Из Мордовии, из поселка Барашево Теньгушевского района, из политического лагеря ЖХ 385 / 3–5, ко мне часто является одно и то же видение, словно снятый Микеланджело Антониони или же каким-либо другим очень хорошим режиссером кадр: мы вдвоем стоим у запретной зоны, на нас полосатые арестантские куртки, мы почти прикасаемся к проволочным заграждениям, с возвышающейся напротив вышки за нами следит бдительный солдат внутренних войск, на нас направлено дуло автомата Калашникова. Холодно, идет снег, темно – и поэт, прочитав мне свое новое стихотворение, дрожащим от волнения голосом спрашивает: «Ты прочувствовал?»
Я уже не помню ничего – ни рифмы, ни ритма, ни размера и ни самого стиха, однако помню, что прочувствовал. Помню, как волновался мой товарищ по зоне, петербургский поэт, и сколь важной казалась мне собственная роль, поскольку мне выпала честь первого прослушивания.
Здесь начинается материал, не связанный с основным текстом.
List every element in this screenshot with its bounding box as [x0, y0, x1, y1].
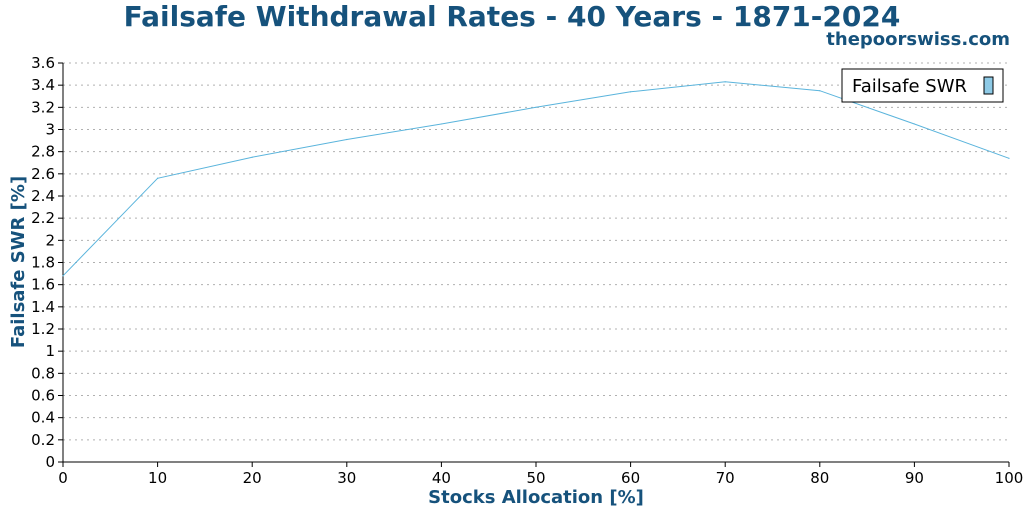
legend-swatch: [983, 76, 994, 95]
legend-label: Failsafe SWR: [852, 76, 967, 97]
data-point: [1008, 157, 1010, 159]
x-tick-label: 60: [621, 469, 640, 487]
data-point: [157, 177, 159, 179]
data-point: [62, 275, 64, 277]
series-line: [62, 81, 1010, 277]
x-tick-label: 20: [243, 469, 262, 487]
x-tick-label: 80: [810, 469, 829, 487]
chart-title: Failsafe Withdrawal Rates - 40 Years - 1…: [123, 0, 901, 33]
x-tick-label: 0: [58, 469, 68, 487]
y-tick-label: 1.6: [31, 276, 55, 294]
y-tick-label: 2.8: [31, 143, 55, 161]
data-point: [346, 138, 348, 141]
y-tick-label: 0.4: [31, 409, 55, 427]
y-ticks: 0 0.2 0.4 0.6 0.8 1 1.2 1.4 1.6 1.8 2 2.2 2.4 2.6 2.8 3…: [31, 54, 63, 471]
data-point: [535, 106, 537, 108]
legend: Failsafe SWR: [841, 68, 1004, 103]
y-axis-label: Failsafe SWR [%]: [8, 176, 29, 348]
source-label: thepoorswiss.com: [826, 29, 1010, 50]
x-tick-label: 10: [148, 469, 167, 487]
y-tick-label: 2.6: [31, 165, 55, 183]
y-tick-label: 0.8: [31, 364, 55, 382]
y-tick-label: 2.2: [31, 209, 55, 227]
x-axis-label: Stocks Allocation [%]: [428, 487, 644, 508]
x-tick-label: 70: [716, 469, 735, 487]
data-point: [440, 123, 442, 125]
y-tick-label: 1.8: [31, 254, 55, 272]
series-layer: [62, 81, 1010, 277]
x-tick-label: 40: [432, 469, 451, 487]
x-tick-label: 50: [526, 469, 545, 487]
y-tick-label: 1: [45, 342, 55, 360]
legend-box: [841, 68, 1004, 103]
data-point: [251, 156, 253, 158]
x-tick-label: 30: [337, 469, 356, 487]
y-tick-label: 2: [45, 231, 55, 249]
x-tick-label: 90: [905, 469, 924, 487]
y-tick-label: 1.2: [31, 320, 55, 338]
data-point: [630, 91, 632, 93]
y-tick-label: 0.2: [31, 431, 55, 449]
x-ticks: 0 10 20 30 40 50 60 70 80 90 100: [58, 462, 1023, 487]
y-tick-label: 0.6: [31, 387, 55, 405]
x-tick-label: 100: [995, 469, 1024, 487]
y-tick-label: 2.4: [31, 187, 55, 205]
y-tick-label: 3: [45, 121, 55, 139]
data-point: [913, 123, 916, 125]
data-point: [819, 90, 821, 92]
y-tick-label: 0: [45, 453, 55, 471]
y-tick-label: 3.4: [31, 76, 55, 94]
y-tick-label: 3.6: [31, 54, 55, 72]
grid-lines: [63, 62, 1009, 441]
y-tick-label: 1.4: [31, 298, 55, 316]
data-point: [724, 81, 726, 83]
y-tick-label: 3.2: [31, 98, 55, 116]
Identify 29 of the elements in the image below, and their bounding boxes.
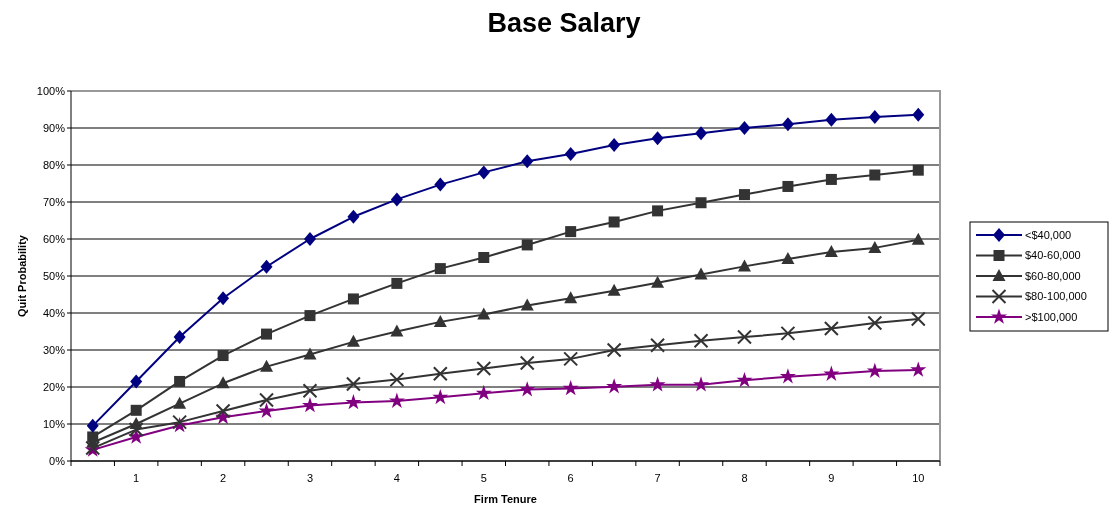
x-tick-label: 8 bbox=[741, 472, 748, 484]
x-tick-label: 4 bbox=[393, 472, 400, 484]
legend-label: $80-100,000 bbox=[1025, 290, 1087, 303]
y-tick-label: 70% bbox=[42, 195, 66, 208]
y-tick-label: 0% bbox=[49, 454, 66, 467]
y-tick-label: 60% bbox=[42, 232, 66, 245]
x-tick-label: 7 bbox=[654, 472, 661, 484]
y-tick-label: 30% bbox=[42, 343, 66, 356]
x-tick-label: 5 bbox=[480, 472, 487, 484]
legend-label: $40-60,000 bbox=[1025, 249, 1081, 262]
x-tick-label: 10 bbox=[912, 472, 925, 484]
x-tick-label: 2 bbox=[220, 472, 227, 484]
y-tick-label: 10% bbox=[42, 417, 66, 430]
x-tick-label: 3 bbox=[306, 472, 314, 484]
y-axis-title: Quit Probability bbox=[16, 234, 28, 317]
x-axis-title: Firm Tenure bbox=[474, 493, 537, 505]
x-tick-label: 1 bbox=[133, 472, 140, 484]
legend-label: >$100,000 bbox=[1025, 310, 1078, 323]
legend-label: $60-80,000 bbox=[1025, 269, 1081, 282]
y-tick-label: 20% bbox=[42, 380, 66, 393]
x-tick-label: 6 bbox=[567, 472, 574, 484]
y-tick-label: 50% bbox=[42, 269, 66, 282]
y-tick-label: 40% bbox=[42, 306, 66, 319]
y-tick-label: 80% bbox=[42, 158, 66, 171]
chart-title: Base Salary bbox=[487, 8, 641, 38]
x-tick-label: 9 bbox=[828, 472, 835, 484]
y-tick-label: 100% bbox=[36, 84, 66, 97]
legend-label: <$40,000 bbox=[1025, 228, 1072, 241]
y-tick-label: 90% bbox=[42, 121, 66, 134]
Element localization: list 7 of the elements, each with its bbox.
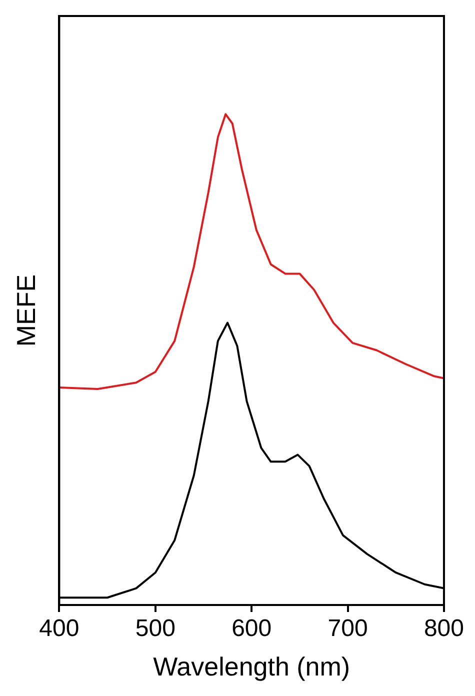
x-tick-label: 400 (39, 615, 80, 642)
x-tick-label: 800 (424, 615, 464, 642)
x-tick-label: 500 (135, 615, 176, 642)
x-tick-label: 700 (328, 615, 368, 642)
y-axis-title: MEFE (10, 274, 41, 347)
x-axis-title: Wavelength (nm) (153, 652, 350, 682)
x-tick-label: 600 (232, 615, 272, 642)
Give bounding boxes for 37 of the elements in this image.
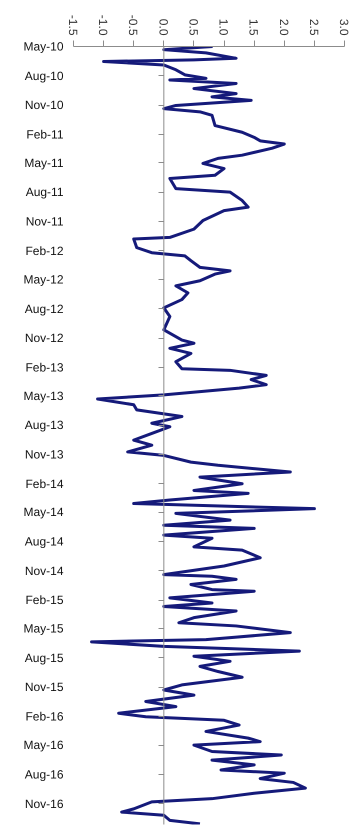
y-tick-label: Nov-12 — [24, 331, 64, 346]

Поэта звали Борей, Борисом Исааковичем Маниловичем, 1940 года рождения; он был психологом и как истинный советский российский диссидент и интеллигент владел и второй, более «прикладной» профессией – работал электромонтером. Его арестовали в Ленинграде 11 ноября 1982 года, и ленинградский областной суд признал его виновным в совершении преступления, предусмотренного первой частью 70-й статьи Уголовного кодекса РСФСР. Боря был приговорен к четырем годам отбывания наказания в исправительно-трудовой колонии строгого режима и к двум годам ссылки. Это было нашумевшее дело, до Маниловича арестовали других: сначала Вячеслава Долинина, а затем – Ростислава Евдокимова. О судьбе этой группы было известно и нам, так как информация попала в один из номеров подпольного издания, истинной Библии самиздата – «Хроники текущих событий» (между прочим, в том же номере упоминался и арест Вадима Янкова).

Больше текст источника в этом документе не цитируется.